Ahhh, the 70s and 80s. It was a simpler time that saw the birth of several franchises that are still popular to this day. With that popularity came an onslaught of merchandising including action figures, playsets and even (I kid you not) underwear sets. That’s right! You too could pretend to be a modern day super hero with your matching Superman t-shirt and brief set! How did I ever survive those times unjaded? One of the more amazing aspects of this time were all the cheap knockoffs that studios were regurgitating targetted at the young tykes who spent their Saturday mornings glued to the TV. While mucking around Hulu I found a true gem that came out in 1978 called Jason of Star Command.
While, yes, this is a knockoff of Star Wars & Star Trek, it originated as spin-off from another show called Space Academy, apart of an action/adventure block involving programs chopped up into 15 minute bits. Most were stand-alone monster of the week episodes but Jason went back to the film serial style. That does not help the fact that the sets, costumes and pretty much everything else was recycled from other TV shows. So was much of the plot. You have a young space hero in Jason with his robot side kick W1K1 and the scientific comic relief Doctor Parsafoot. They represent Star Command. Their job is to…. well that is a bit unclear. They are maybe a space police force or an exploratory crew. It really doesn’t matter since two of the main characters were played by James “No one ever said beam me up Scotty” Doohan as the benevolent commander and Sid “I couldn’t eat fried chicken for two years” Haig as Dragos the evil overlord.

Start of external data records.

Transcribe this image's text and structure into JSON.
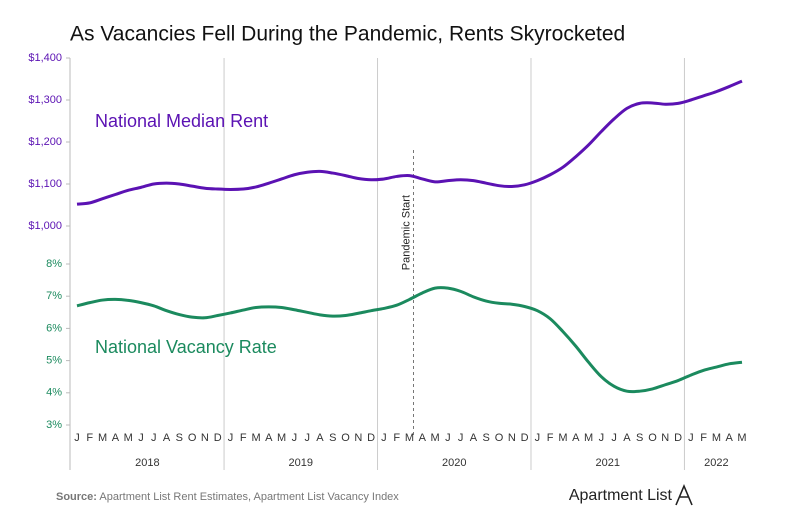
{
  "title": "As Vacancies Fell During the Pandemic, Rents Skyrocketed",
  "source": {
    "label": "Source:",
    "text": "Apartment List Rent Estimates, Apartment List Vacancy Index"
  },
  "logo": "Apartment List",
  "annotation": "Pandemic Start",
  "chart_data": [
    {
      "type": "line",
      "series": [
        {
          "name": "National Median Rent",
          "color": "#5b12b3",
          "values": [
            1052,
            1055,
            1065,
            1075,
            1085,
            1092,
            1100,
            1102,
            1100,
            1095,
            1090,
            1088,
            1087,
            1088,
            1093,
            1102,
            1112,
            1122,
            1128,
            1130,
            1126,
            1120,
            1113,
            1110,
            1112,
            1118,
            1120,
            1112,
            1105,
            1108,
            1110,
            1108,
            1102,
            1096,
            1094,
            1098,
            1108,
            1122,
            1140,
            1165,
            1193,
            1225,
            1255,
            1280,
            1292,
            1293,
            1290,
            1292,
            1300,
            1310,
            1320,
            1332,
            1345
          ]
        }
      ],
      "ylim": [
        1000,
        1400
      ],
      "yticks": [
        {
          "value": 1000,
          "label": "$1,000"
        },
        {
          "value": 1100,
          "label": "$1,100"
        },
        {
          "value": 1200,
          "label": "$1,200"
        },
        {
          "value": 1300,
          "label": "$1,300"
        },
        {
          "value": 1400,
          "label": "$1,400"
        }
      ]
    },
    {
      "type": "line",
      "categories": [
        "J",
        "F",
        "M",
        "A",
        "M",
        "J",
        "J",
        "A",
        "S",
        "O",
        "N",
        "D",
        "J",
        "F",
        "M",
        "A",
        "M",
        "J",
        "J",
        "A",
        "S",
        "O",
        "N",
        "D",
        "J",
        "F",
        "M",
        "A",
        "M",
        "J",
        "J",
        "A",
        "S",
        "O",
        "N",
        "D",
        "J",
        "F",
        "M",
        "A",
        "M",
        "J",
        "J",
        "A",
        "S",
        "O",
        "N",
        "D",
        "J",
        "F",
        "M",
        "A",
        "M"
      ],
      "year_labels": [
        "2018",
        "2019",
        "2020",
        "2021",
        "2022"
      ],
      "series": [
        {
          "name": "National Vacancy Rate",
          "color": "#1b8a5e",
          "values": [
            6.7,
            6.8,
            6.88,
            6.9,
            6.87,
            6.8,
            6.7,
            6.55,
            6.43,
            6.35,
            6.33,
            6.4,
            6.48,
            6.57,
            6.65,
            6.67,
            6.65,
            6.58,
            6.5,
            6.42,
            6.38,
            6.4,
            6.47,
            6.55,
            6.62,
            6.72,
            6.9,
            7.1,
            7.25,
            7.25,
            7.15,
            6.98,
            6.85,
            6.78,
            6.75,
            6.68,
            6.55,
            6.3,
            5.9,
            5.45,
            4.95,
            4.5,
            4.2,
            4.05,
            4.05,
            4.12,
            4.25,
            4.38,
            4.55,
            4.7,
            4.8,
            4.9,
            4.95
          ]
        }
      ],
      "ylim": [
        3,
        8
      ],
      "yticks": [
        {
          "value": 3,
          "label": "3%"
        },
        {
          "value": 4,
          "label": "4%"
        },
        {
          "value": 5,
          "label": "5%"
        },
        {
          "value": 6,
          "label": "6%"
        },
        {
          "value": 7,
          "label": "7%"
        },
        {
          "value": 8,
          "label": "8%"
        }
      ]
    }
  ]
}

Just watching Haig’s performance makes this TV show more than worthwhile. It’s cheesy and the plot makes no sense, but who cares!? From a nostalgia point of view that is all that matters. There were more than a few things that surprised me this time around that I would have never noticed as a child. First was the use of a strong African American female character named Samantha. She was brought in for the second season to replace the stereotypical damsel in distress. Not only was she given a significant amount of action, but she saved the hero on more than one occasion. For the 70s that was not remotely a common occurrence. Give it a shot over at Hulu. What little surprises will you find?